Nationwide, federal courts have shot down constitutional arguments that residency laws prohibiting sex offenders from living in certain areas violate an individual's rights.
"At the federal level, it's been almost a complete loss," said Corey Rayburn Yung, assistant professor at the John Marshall Law School in Chicago. "At the state level, it can be harder to judge, and I don't know all of the cases. But they've sustained challenges in a number of states.
"The key rationale that the courts hone in on is that these laws aren't punitive, they're regulatory with penalties that are civil in nature," Yung said.
Challenges linked to state law have had more traction and some observers wonder how courts in Vermont, where the state's constitution has been interpreted as being more protective of an individual's rights, will weigh in on the issue.
An answer to that question could come soon.
Child safety ordinances in Barre and Rutland, where certain types of sex offenders are prohibited from living with 1,000 feet of establishments such as schools and playgrounds, are on the verge of going to court.
Barre passed its ordinance first last summer, with Rutland only about a month behind. The ordinances vary somewhat in regards to what kinds of sex offenders are affected and what sorts of establishments they are prohibited from living near.
But their common effect has been to exclude large swaths of both cities as potential places for affected sex offenders to live.
(eAdvocate Post)
In Rutland last week, a lawsuit challenging the city's ordinance was filed by an incarcerated sex offender hoping to return to the city. That complaint, filed by James Oney, a 37-year-old convicted arsonist is on the state's sex offender registry for a 1991 conviction of lewd and lascivious conduct with a child.
The lawsuit filed pro se by Oney, who is still an inmate at the South Burlington prison, has not been made public yet because all parties in the case have not been served.
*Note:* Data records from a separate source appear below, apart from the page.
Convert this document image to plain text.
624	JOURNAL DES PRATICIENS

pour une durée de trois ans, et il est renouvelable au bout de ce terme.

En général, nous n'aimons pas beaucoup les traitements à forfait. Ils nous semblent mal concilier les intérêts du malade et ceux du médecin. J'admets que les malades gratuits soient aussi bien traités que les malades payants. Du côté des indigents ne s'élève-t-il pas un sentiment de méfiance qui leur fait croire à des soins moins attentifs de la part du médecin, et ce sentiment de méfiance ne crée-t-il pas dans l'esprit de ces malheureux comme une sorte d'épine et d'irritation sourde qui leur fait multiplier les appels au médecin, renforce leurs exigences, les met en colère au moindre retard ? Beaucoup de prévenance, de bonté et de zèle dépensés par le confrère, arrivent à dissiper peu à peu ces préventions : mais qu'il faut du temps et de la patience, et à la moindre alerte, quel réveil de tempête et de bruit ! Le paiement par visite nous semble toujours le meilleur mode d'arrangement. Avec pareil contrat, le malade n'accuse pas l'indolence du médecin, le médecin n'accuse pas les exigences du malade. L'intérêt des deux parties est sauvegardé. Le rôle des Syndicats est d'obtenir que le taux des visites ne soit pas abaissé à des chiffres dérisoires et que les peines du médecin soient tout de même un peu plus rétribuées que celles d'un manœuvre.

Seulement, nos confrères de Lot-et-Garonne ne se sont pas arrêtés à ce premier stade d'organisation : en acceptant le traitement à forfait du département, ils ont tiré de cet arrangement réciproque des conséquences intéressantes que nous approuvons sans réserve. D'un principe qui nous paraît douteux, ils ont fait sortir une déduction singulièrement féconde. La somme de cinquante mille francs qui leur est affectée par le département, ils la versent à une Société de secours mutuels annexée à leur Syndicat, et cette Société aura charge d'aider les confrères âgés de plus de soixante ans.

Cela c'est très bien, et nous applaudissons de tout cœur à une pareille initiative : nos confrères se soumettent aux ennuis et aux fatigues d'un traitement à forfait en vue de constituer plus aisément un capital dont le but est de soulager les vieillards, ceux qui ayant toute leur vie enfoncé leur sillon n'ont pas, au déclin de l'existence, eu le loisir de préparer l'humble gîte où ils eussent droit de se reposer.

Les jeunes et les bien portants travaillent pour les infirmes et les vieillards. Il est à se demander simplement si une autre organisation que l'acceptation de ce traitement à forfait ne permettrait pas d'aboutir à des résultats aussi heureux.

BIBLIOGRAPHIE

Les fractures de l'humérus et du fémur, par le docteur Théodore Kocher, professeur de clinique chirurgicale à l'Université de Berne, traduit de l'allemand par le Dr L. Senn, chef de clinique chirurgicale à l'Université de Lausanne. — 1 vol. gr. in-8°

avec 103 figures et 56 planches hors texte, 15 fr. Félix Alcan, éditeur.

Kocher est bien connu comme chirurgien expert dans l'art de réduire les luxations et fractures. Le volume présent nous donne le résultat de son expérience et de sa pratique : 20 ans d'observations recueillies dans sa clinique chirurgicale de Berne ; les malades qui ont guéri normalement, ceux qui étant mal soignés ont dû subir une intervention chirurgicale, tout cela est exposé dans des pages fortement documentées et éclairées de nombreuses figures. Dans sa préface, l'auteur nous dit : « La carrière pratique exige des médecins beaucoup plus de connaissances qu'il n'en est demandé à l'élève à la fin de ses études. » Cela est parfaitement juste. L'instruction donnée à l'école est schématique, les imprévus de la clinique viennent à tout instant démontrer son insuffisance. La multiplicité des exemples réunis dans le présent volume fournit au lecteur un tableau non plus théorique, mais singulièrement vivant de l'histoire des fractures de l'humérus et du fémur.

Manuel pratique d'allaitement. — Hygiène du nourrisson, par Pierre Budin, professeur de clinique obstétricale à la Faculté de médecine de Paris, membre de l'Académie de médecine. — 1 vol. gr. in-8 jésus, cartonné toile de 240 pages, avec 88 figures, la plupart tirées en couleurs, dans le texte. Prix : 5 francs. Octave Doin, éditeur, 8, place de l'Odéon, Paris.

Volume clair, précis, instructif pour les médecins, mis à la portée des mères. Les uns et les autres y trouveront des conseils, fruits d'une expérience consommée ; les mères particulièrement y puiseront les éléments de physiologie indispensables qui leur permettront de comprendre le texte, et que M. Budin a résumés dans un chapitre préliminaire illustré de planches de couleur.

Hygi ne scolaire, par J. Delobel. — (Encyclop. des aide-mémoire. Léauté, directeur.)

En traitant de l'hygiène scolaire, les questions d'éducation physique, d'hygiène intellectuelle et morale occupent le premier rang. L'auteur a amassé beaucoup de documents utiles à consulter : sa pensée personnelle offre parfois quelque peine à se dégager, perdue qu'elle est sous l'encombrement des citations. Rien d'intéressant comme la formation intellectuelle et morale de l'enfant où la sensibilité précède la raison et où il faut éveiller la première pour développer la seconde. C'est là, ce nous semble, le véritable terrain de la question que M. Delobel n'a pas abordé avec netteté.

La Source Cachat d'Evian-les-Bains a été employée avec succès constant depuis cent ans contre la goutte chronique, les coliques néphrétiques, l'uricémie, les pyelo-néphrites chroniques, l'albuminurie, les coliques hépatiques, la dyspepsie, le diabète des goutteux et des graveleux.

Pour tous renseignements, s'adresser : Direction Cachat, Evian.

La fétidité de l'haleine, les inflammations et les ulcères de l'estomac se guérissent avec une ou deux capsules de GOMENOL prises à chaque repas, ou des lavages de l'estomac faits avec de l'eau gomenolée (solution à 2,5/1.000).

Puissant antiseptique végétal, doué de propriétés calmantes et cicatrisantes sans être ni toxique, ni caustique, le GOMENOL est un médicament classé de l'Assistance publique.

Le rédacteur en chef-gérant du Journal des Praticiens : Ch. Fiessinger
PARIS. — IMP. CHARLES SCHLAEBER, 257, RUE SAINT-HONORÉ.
In Barre, no legal challenge has been made yet, but resident and registered sex offender Christopher Hagan has promised one.
Unlike the ordinance in Rutland which targets only child sex offenders, the law in Barre restricts residency for anyone on the sex offender registry. Hagan, who has said he was convicted of having sex with a 15-year-old girl when he was 19 years of age, has said the city's ordinance punishes his wife and child for a crime he already was punished for.
Legal challenges have long been anticipated in both communities where officials said this week that the ordinances were drafted with resiliency in mind.
In Rutland, city attorney Andrew Costello said he did his homework when he drafted the four-page ordinance last summer.
"We were confident when it was brought up that there would be a challenge," he said. "That's why we looked at the merits of these ordinances when we first got into it."
What the research revealed, he said, was that the majority of legal challenges against residency ordinances were defeated.
As an added precaution, Costello said the Rutland ordinance was drafted to affect only a narrow portion of the sex offender population and it allowed child sex offenders living within restricted zones before the law took effect to remain in their homes.
In Barre, Mayor Thom Lauzon said the drafters in his city spent a lot of time too researching how to build a residency ordinance that would last.
"We looked at the ones that worked and the ones that didn't and we looked at when they were struck down, why they were struck down," Lauzon said.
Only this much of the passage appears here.